Documentação necessária
Entre os documentos que o produtor deve reunir antecipadamente estão o CCIR, o número do imóvel no CIB, a matrícula atualizada e as informações sobre dimensão e utilização da propriedade.
Dados sobre áreas de preservação também devem ser conferidos.
Dependendo da situação do imóvel, outras informações poderão ser necessárias para o preenchimento correto.
A documentação deve estar coerente entre os diferentes cadastros utilizados pelos órgãos públicos.
Quando houver divergência, é recomendável avaliar a necessidade de atualização antes da transmissão da declaração.
O acompanhamento por contador, advogado ou profissional especializado pode ser útil principalmente nos casos em que existam alterações recentes no imóvel ou dúvidas sobre tributação.
Declaração também protege o patrimônio
Para Belido, a regularidade documental deve ser entendida como parte da proteção do patrimônio rural.
“Em um setor que exige planejamento diário, manter a documentação em ordem também é um investimento na tranquilidade e no futuro do produtor rural”, concluiu.
A entrega dentro do prazo evita multas e permite que o contribuinte mantenha a situação do imóvel organizada para futuras operações.
Mais do que uma exigência fiscal, a declaração funciona como uma das etapas da gestão formal da propriedade.
Com o prazo aberto até 30 de setembro, a orientação é que os produtores aproveitem as próximas semanas para revisar documentos, verificar os dados cadastrais e preparar a transmissão com antecedência.
ITR 2026 — o que é preciso saber
Prazo de entrega: de 10 de agosto a 30 de setembro de 2026.
Quem deve declarar: pessoas físicas e jurídicas proprietárias, titulares do domínio útil ou possuidoras de imóveis rurais, respeitadas as exceções previstas em lei.
Como declarar: pelo serviço “Minhas Declarações do ITR”, no portal gov.br, ou pelo Programa Gerador da Declaração ITR 2026.

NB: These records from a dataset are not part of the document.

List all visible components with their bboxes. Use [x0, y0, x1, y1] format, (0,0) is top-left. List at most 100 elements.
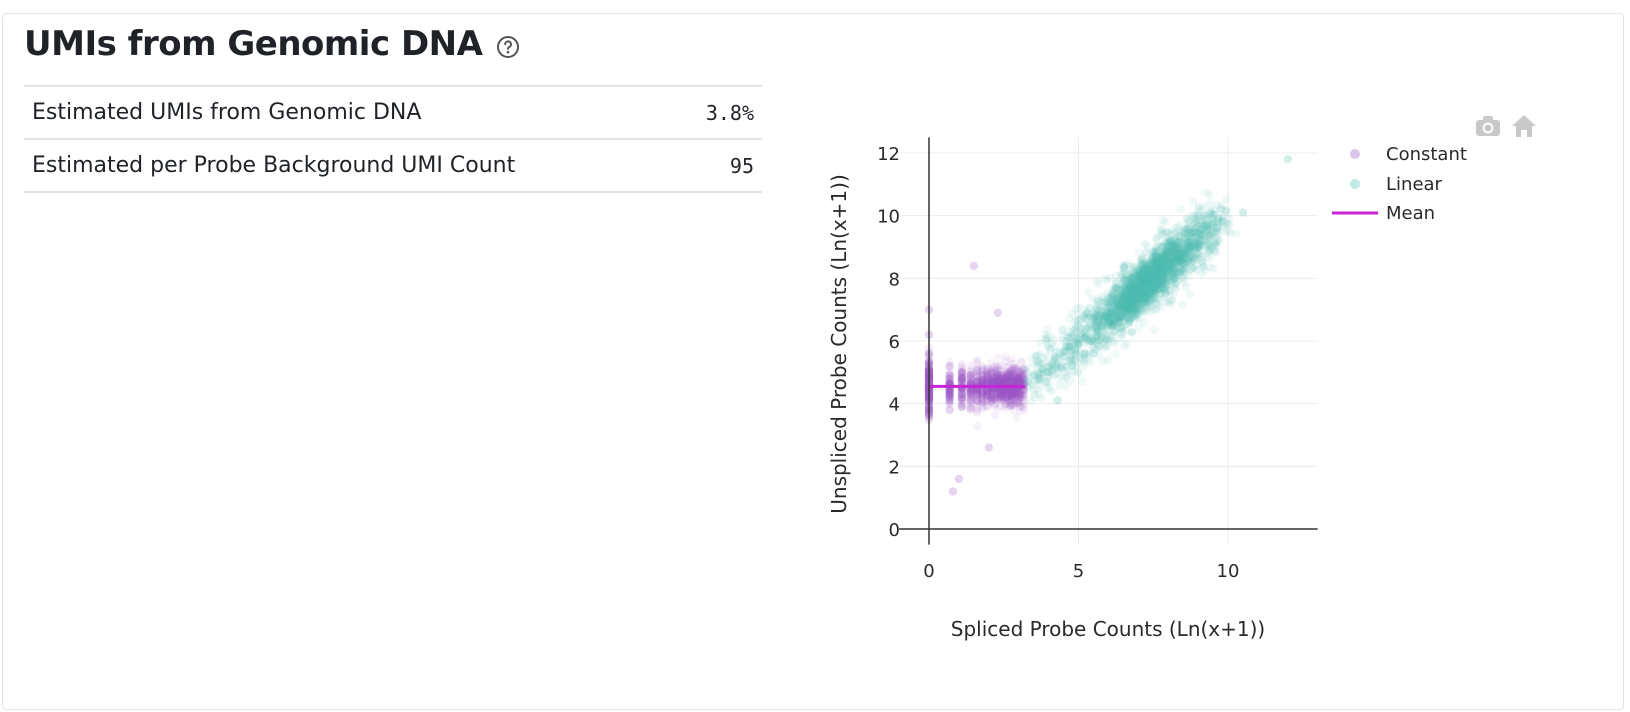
linear-point	[1109, 336, 1118, 346]
linear-point	[1151, 281, 1160, 291]
linear-point	[1086, 322, 1096, 332]
linear-point	[1131, 288, 1141, 297]
linear-point	[1190, 263, 1199, 273]
linear-point	[1046, 344, 1056, 353]
linear-point	[1082, 314, 1091, 323]
help-icon[interactable]	[496, 35, 520, 59]
linear-point	[1159, 294, 1169, 303]
linear-point	[1159, 255, 1168, 264]
linear-point	[1155, 268, 1165, 278]
linear-point	[1153, 258, 1163, 267]
x-tick-label: 10	[1217, 561, 1240, 582]
linear-point	[1035, 381, 1045, 390]
linear-point	[1152, 275, 1162, 284]
linear-point	[1124, 287, 1133, 297]
linear-point	[1133, 285, 1143, 294]
linear-point	[1143, 283, 1152, 292]
linear-point	[1101, 311, 1110, 321]
linear-point	[1048, 361, 1057, 370]
linear-point	[1144, 274, 1154, 284]
linear-point	[1057, 325, 1067, 335]
linear-point	[1157, 278, 1166, 288]
linear-point	[1086, 325, 1096, 335]
linear-point	[1112, 314, 1121, 323]
linear-point	[1232, 229, 1241, 238]
linear-point	[1158, 215, 1168, 225]
linear-point	[1137, 288, 1147, 297]
constant-point	[1019, 405, 1029, 415]
linear-point	[1109, 289, 1118, 299]
linear-point	[1114, 292, 1124, 301]
linear-point	[1178, 274, 1187, 283]
linear-point	[1093, 279, 1102, 288]
linear-point	[1093, 294, 1102, 304]
linear-point	[1171, 247, 1180, 256]
linear-point	[1169, 245, 1178, 255]
linear-point	[1029, 389, 1039, 398]
linear-point	[1106, 334, 1115, 344]
linear-point	[1172, 255, 1181, 264]
linear-point	[1171, 243, 1180, 252]
linear-point	[1089, 337, 1098, 346]
linear-point	[1178, 248, 1188, 257]
linear-point	[1145, 269, 1154, 279]
linear-point	[1138, 254, 1147, 263]
linear-point	[1123, 313, 1132, 323]
linear-point	[1127, 275, 1136, 284]
linear-point	[1169, 235, 1179, 245]
camera-icon[interactable]	[1474, 113, 1502, 139]
linear-point	[1117, 292, 1126, 302]
linear-point	[1043, 343, 1052, 352]
linear-point	[1063, 343, 1072, 352]
linear-point	[1143, 288, 1152, 297]
linear-point	[1190, 223, 1200, 233]
linear-point	[1182, 228, 1191, 238]
linear-point	[1128, 294, 1138, 303]
home-icon[interactable]	[1510, 113, 1538, 139]
linear-point	[1043, 362, 1053, 372]
linear-point	[1079, 354, 1088, 364]
linear-point	[1124, 293, 1133, 303]
linear-point	[1164, 255, 1173, 264]
linear-point	[1186, 224, 1195, 233]
linear-point	[1159, 251, 1169, 260]
linear-point	[1092, 338, 1102, 348]
linear-point	[1119, 267, 1128, 276]
linear-point	[1166, 237, 1175, 247]
linear-point	[1137, 272, 1146, 282]
linear-point	[1142, 241, 1152, 250]
linear-point	[1127, 274, 1137, 284]
linear-point	[1144, 277, 1153, 287]
linear-point	[1163, 266, 1172, 276]
linear-point	[1150, 251, 1160, 260]
linear-point	[1196, 269, 1205, 278]
linear-point	[1125, 284, 1134, 294]
linear-point	[1106, 301, 1115, 310]
linear-point	[1027, 353, 1036, 363]
linear-point	[1104, 337, 1113, 347]
y-tick-label: 0	[889, 520, 900, 541]
linear-point	[1162, 248, 1172, 258]
linear-point	[1134, 305, 1143, 314]
linear-point	[1104, 326, 1113, 336]
linear-point	[1092, 322, 1102, 331]
linear-point	[1050, 352, 1060, 361]
linear-point	[1127, 328, 1136, 338]
linear-point	[1180, 247, 1190, 256]
linear-point	[1129, 276, 1138, 285]
linear-point	[1104, 321, 1113, 331]
linear-point	[1185, 255, 1194, 265]
linear-point	[1126, 285, 1136, 295]
linear-point	[1183, 247, 1192, 256]
linear-point	[1140, 290, 1149, 299]
linear-point	[1160, 259, 1170, 268]
linear-point	[1172, 267, 1181, 276]
linear-point	[1180, 264, 1189, 273]
linear-point	[1129, 306, 1139, 316]
constant-point	[983, 386, 992, 396]
linear-point	[1126, 278, 1135, 287]
linear-point	[1129, 293, 1139, 302]
constant-point	[1002, 371, 1011, 380]
linear-point	[1113, 305, 1122, 314]
linear-point	[1123, 290, 1132, 300]
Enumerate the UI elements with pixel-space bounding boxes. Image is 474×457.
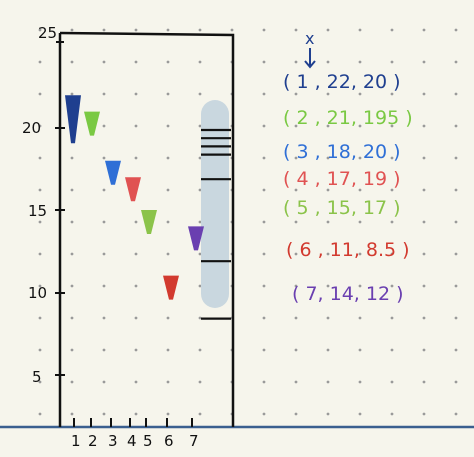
point-label: ( 6 , 11, 8.5 ) <box>286 239 410 261</box>
data-point-mark <box>84 111 100 136</box>
x-marker-arrow <box>304 48 316 69</box>
data-point-mark <box>65 95 81 144</box>
data-marks <box>65 95 204 300</box>
x-tick-label: 3 <box>108 432 118 450</box>
data-point-mark <box>105 160 121 185</box>
chart-frame <box>59 31 235 427</box>
point-label: ( 1 , 22, 20 ) <box>283 71 401 93</box>
point-labels: ( 1 , 22, 20 ) ( 2 , 21, 195 ) ( 3 , 18, 2… <box>283 71 413 305</box>
y-tick-label: 15 <box>28 202 47 220</box>
data-point-mark <box>125 177 141 202</box>
x-tick-label: 6 <box>164 432 174 450</box>
point-label: ( 4 , 17, 19 ) <box>283 168 401 190</box>
x-tick-label: 1 <box>71 432 81 450</box>
data-point-mark <box>163 275 179 300</box>
y-tick-label: 10 <box>28 284 47 302</box>
point-label: ( 7, 14, 12 ) <box>292 283 404 305</box>
x-tick-label: 4 <box>127 432 137 450</box>
point-label: ( 3 , 18, 20 ) <box>283 141 401 163</box>
point-label: ( 5 , 15, 17 ) <box>283 197 401 219</box>
x-marker-label: x <box>305 29 314 48</box>
y-tick-label: 20 <box>22 119 41 137</box>
scale-strip <box>201 100 229 308</box>
y-tick-label: 5 <box>32 368 42 386</box>
data-point-mark <box>141 210 157 234</box>
x-tick-label: 5 <box>143 432 153 450</box>
data-point-mark <box>188 226 204 251</box>
y-tick-labels: 25 20 15 10 5 <box>22 24 57 386</box>
point-label: ( 2 , 21, 195 ) <box>283 107 413 129</box>
x-tick-label: 2 <box>88 432 98 450</box>
y-ticks <box>55 41 65 376</box>
scale-marks <box>201 128 231 320</box>
x-tick-label: 7 <box>189 432 199 450</box>
y-tick-label: 25 <box>38 24 57 42</box>
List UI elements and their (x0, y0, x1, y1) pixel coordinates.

Multa por atraso: 1% ao mês-calendário sobre o imposto devido, com valor mínimo de R$ 50.
Pagamento: em até quatro quotas mensais. Nenhuma parcela pode ser inferior a R$ 50. Valores abaixo de R$ 100 devem ser pagos em quota única.
Primeiro vencimento: 30 de setembro.
Documentos recomendados: CCIR, número do CIB, matrícula atualizada e informações sobre área e utilização da terra.
Áreas ambientais: produtores devem conferir as exigências relacionadas à exclusão de áreas de preservação permanente e reserva legal da tributação.